ABSTRACT

Exfoliated cancer cells have been described in the sputum of lung cancer patients since the 1930s.1 Papanicolaou and Saccomanno, pioneers of exfoliative cytology, demonstrated that premalignant cytological changes could be detected several years before a clinical diagnosis of lung cancer in high-risk people.2,3 From the time of the initial report, it took almost 40 years to begin a systematic randomized evaluation of exfoliated sputum morphology as a screening test for lung cancer. Surprisingly, these NCI Collaborative Lung Cancer Screening Trials found no mortality benefit from morphologic screening of sputum specimens, and they were underpowered to detect a small benefit of chest X-ray screening.4 The NCI trials established that frankly malignant cytology specimens are often associated with roentgenographically occult central lesions, most of which are squamous cell carcinomas.5-7 Roentgenographically occult squamous cell lung cancer detected by cytology often (over 80%) is early cancer (stage 0 or stage 1), where the actual 5-year cure by surgery is excellent.8 However, even in a screened population, only 14% of lung cancers are roentgenographically occult squamous cell tumors detectable only by cytology.9 A recent evaluation of sputum morphology confirmed a relative risk of 3.3 for carcinoma in individuals with moderate sputum atypia or worse when compared to matched controls with normal sputum cytology.10 Although insensitive to the majority of lung cancers, sputum atypia remains a standard of practice against which molecular methods should be compared.

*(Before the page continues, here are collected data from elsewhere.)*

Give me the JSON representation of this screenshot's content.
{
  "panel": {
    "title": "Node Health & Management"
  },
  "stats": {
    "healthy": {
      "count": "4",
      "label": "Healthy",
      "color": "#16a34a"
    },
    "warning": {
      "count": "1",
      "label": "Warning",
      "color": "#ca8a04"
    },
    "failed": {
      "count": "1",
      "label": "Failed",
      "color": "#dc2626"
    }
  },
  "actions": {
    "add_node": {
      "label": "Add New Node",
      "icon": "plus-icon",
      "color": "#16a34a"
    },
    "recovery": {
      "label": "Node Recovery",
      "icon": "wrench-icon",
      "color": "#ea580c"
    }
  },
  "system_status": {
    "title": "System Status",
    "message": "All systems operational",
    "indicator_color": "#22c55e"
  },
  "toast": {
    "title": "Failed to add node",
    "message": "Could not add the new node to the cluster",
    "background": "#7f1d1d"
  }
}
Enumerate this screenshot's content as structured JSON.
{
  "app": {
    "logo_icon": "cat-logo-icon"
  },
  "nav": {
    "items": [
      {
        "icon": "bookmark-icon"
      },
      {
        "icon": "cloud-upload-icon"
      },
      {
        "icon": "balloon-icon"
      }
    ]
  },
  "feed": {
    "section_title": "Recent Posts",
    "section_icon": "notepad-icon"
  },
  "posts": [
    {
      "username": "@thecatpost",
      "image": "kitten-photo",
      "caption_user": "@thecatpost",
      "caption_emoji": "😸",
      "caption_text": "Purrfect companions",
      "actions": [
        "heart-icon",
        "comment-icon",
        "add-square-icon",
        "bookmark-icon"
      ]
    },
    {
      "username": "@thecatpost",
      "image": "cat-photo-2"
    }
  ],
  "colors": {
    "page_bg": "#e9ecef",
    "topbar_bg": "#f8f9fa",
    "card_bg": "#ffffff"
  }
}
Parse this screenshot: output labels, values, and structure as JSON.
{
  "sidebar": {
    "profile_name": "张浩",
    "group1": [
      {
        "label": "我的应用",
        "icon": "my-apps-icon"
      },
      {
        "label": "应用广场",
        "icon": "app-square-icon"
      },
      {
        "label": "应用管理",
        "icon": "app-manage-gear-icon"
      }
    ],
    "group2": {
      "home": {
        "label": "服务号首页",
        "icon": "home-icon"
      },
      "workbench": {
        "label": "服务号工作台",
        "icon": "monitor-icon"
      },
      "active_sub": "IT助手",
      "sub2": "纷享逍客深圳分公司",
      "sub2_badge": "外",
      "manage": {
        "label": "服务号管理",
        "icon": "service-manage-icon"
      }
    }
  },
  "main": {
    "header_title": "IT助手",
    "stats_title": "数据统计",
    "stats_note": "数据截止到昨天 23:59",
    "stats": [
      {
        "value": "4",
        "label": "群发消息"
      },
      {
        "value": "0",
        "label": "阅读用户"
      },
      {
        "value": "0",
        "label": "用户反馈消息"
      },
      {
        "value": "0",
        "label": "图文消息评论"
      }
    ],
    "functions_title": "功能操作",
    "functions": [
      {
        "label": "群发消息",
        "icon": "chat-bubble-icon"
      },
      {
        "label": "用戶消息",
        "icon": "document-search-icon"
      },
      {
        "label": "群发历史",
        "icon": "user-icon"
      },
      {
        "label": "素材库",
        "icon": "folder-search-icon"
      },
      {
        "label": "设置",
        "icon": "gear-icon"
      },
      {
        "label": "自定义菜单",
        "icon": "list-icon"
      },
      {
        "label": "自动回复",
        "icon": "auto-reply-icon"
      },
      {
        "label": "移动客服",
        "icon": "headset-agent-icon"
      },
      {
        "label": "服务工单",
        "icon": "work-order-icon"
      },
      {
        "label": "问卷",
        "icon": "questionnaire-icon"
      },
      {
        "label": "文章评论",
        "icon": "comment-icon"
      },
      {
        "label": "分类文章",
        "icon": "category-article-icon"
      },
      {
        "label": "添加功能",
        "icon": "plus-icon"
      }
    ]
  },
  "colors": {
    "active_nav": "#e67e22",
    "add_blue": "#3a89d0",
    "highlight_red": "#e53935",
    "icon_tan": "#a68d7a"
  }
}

Subsequently, microscopic imaging and molecular biology have been applied to improve the sensitivity of this easily collected material for lung cancer screening.11,12

Today, there is a growing interest in the early identification of asymptomatic lung cancer by chest computerized tomography (CT). This interest may have resulted from the initial report of the Early Lung Cancer Action Project (ELCAP), which detected a lung cancer prevalence of 2.7% in asymptomatic heavy smokers over the age of 60; most of these lesions were early stage.13 This represents a clear improvement over chest X-ray screening where the low density of up to 77% of surgically curable lesions detectable by CT would have caused them to be missed by chest X-ray.14 Nevertheless, the improved sensitivity of helical CT comes at the cost of a lowered specificity (higher false-positive rate). New, non-calcified nodules are seen in up to 50% of screening helical CT examinations, increasing in frequency with thinner CT slices and decreasing with followup examinations.15-19 Up to 90% of the abnormalities detected on the initial CT examination are not malignant.13 Further, the CT scan may be insensitive to superficial, preinvasive/microinvasive cancers in the central airways that may be manifest in

sputum.11 Within 5 years, the NCI has initiated a new randomized trial of lung cancer screening to determine whether low-radiation-dose spiral CT (LDCT) scanning can lead to reduced lung cancer mortality.20 This multicenter NCI Lung Screening Study of helical CT screening will require another 6 years to complete. Although no new sputum tests were sufficiently validated to perform contemporaneously during this trial, NCI-LSS sputum specimens have been collected and stored for future evaluation of a sputum screening test. This discussion will consider candidate sputum tests that might be considered for evaluation as complementary to helical CT screening for lung cancer.